Dictionnaire de l'économie 2000Éd. 2000
E

École néoclassique (suite)

La critique radicale que J. M. Keynes formula à l'égard de la théorie néoclassique durant les années 1930 provoqua un clivage parmi les économistes. Certains (telle J. Robinson) suivirent Keynes et refusèrent toute conciliation avec les néoclassiques. D'autres (comme J. Hicks ou P. Samuelson) revendiquèrent l'appellation néoclassique, tout en s'efforçant de concilier l'essentiel de cette théorie avec l'idée keynésienne de la nécessité de l'intervention de l'État dans la régulation de l'économie quand les mécanismes de marché sont défaillants (courant dit « de la synthèse »)

F. E. et P. B.

➙ (S.) Jevons, (J. M.) Keynes, (A.) Marshall, (C.) Menger, (V.) Pareto, (P.) Samuelson, (L.) Walras

Économétrie

« L'économétrie est l'unification de la statistique, de la théorie économique et des mathématiques pour comprendre les relations quantitatives de la vie économique. »

Cette définition est de Ragnar Frisch (Nobel 1969), fondateur en 1930 de la Société économétrique puis de la revue Econometrica. L'objectif est de mesurer l'économie pour prévoir les évolutions macroéconomiques ou les comportements microéconomiques des agents afin d'enrichir la compréhension théorique et de prendre les mesures de politiques économiques adaptées. Ainsi, à partir de calculs de corrélation, il sera possible, par exemple, de connaître précisément l'évolution quantitative de la demande de café en fonction de son prix. L'économétrie est aujourd'hui un outil incontournable des économistes.

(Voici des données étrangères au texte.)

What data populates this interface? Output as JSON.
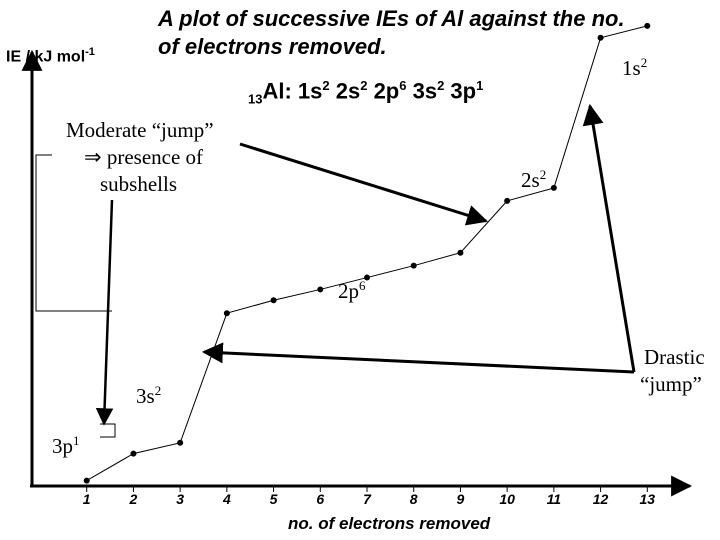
{
  "chart_data": {
    "type": "line",
    "title": "A plot of successive IEs of Al against the no. of electrons removed.",
    "title_line1": "A plot of successive IEs of Al against the no.",
    "title_line2": "of electrons removed.",
    "ylabel": "IE / kJ mol",
    "ylabel_exp": "-1",
    "xlabel": "no. of electrons removed",
    "x": [
      1,
      2,
      3,
      4,
      5,
      6,
      7,
      8,
      9,
      10,
      11,
      12,
      13
    ],
    "y": [
      0.5,
      3.0,
      4.0,
      16.0,
      17.2,
      18.2,
      19.3,
      20.4,
      21.6,
      26.4,
      27.6,
      41.5,
      42.6
    ],
    "y_scale": "relative (unlabelled axis)",
    "xlim": [
      0,
      14
    ],
    "ylim": [
      0,
      45
    ],
    "grid": false,
    "x_tick_labels": [
      "1",
      "2",
      "3",
      "4",
      "5",
      "6",
      "7",
      "8",
      "9",
      "10",
      "11",
      "12",
      "13"
    ]
  },
  "config": {
    "prefix": "13",
    "symbol": "Al",
    "parts": [
      {
        "base": ": 1s",
        "exp": "2"
      },
      {
        "base": " 2s",
        "exp": "2"
      },
      {
        "base": " 2p",
        "exp": "6"
      },
      {
        "base": " 3s",
        "exp": "2"
      },
      {
        "base": " 3p",
        "exp": "1"
      }
    ]
  },
  "annotations": {
    "moderate": {
      "line1": "Moderate “jump”",
      "line2": "⇒ presence of",
      "line3": "subshells"
    },
    "drastic": {
      "line1": "Drastic",
      "line2": "“jump”"
    },
    "shells": [
      {
        "base": "1s",
        "exp": "2"
      },
      {
        "base": "2s",
        "exp": "2"
      },
      {
        "base": "2p",
        "exp": "6"
      },
      {
        "base": "3s",
        "exp": "2"
      },
      {
        "base": "3p",
        "exp": "1"
      }
    ]
  },
  "colors": {
    "line": "#000000",
    "background": "#ffffff"
  }
}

Le réalisme a remplacé le messianisme scientifique

L'économétrie naît véritablement en 1930 sous l'impulsion d'hommes nouveaux issus des sciences expérimentales et des mathématiques, qui désirent appliquer leurs méthodes à une science économique incapable de prévoir ni de traiter une crise comme celle de 1929. J. Tinbergen (Nobel 1969) construit dès 1936 un modèle cherchant à expliquer l'ensemble du fonctionnement de l'économie des Pays-Bas. Trygve Haavelmo (Nobel 1989) introduit en 1943 la démarche probabiliste, éloignant l'économétrie moderne du déterminisme des premières tentatives. Cette approche est développée aux États-Unis au sein de la Cowles Commission, célèbre centre de recherche, avec des modèles à équations simultanées. Depuis la fin des années 1960, d'autres voies sont explorées, moins axées sur les grands modèles macroéconomiques (comme le modèle DMS utilisé par l'INSEE) et davantage sur des modèles partiels, insistant, par exemple, sur l'analyse des données, les séries chronologiques ou les anticipations rationnelles. Les années 1970 et 1980 ont ainsi vu un second souffle pour l'économétrie, même si l'optimisme initial des fondateurs (comprendre pratiquement le fonctionnement de l'économie des nations et du monde) est oublié

E. L. H.

➙ Prévision économique

Économie (étymologie)

Discipline qui étudie la production, la consommation et la répartition des richesses existant en quantité limitée.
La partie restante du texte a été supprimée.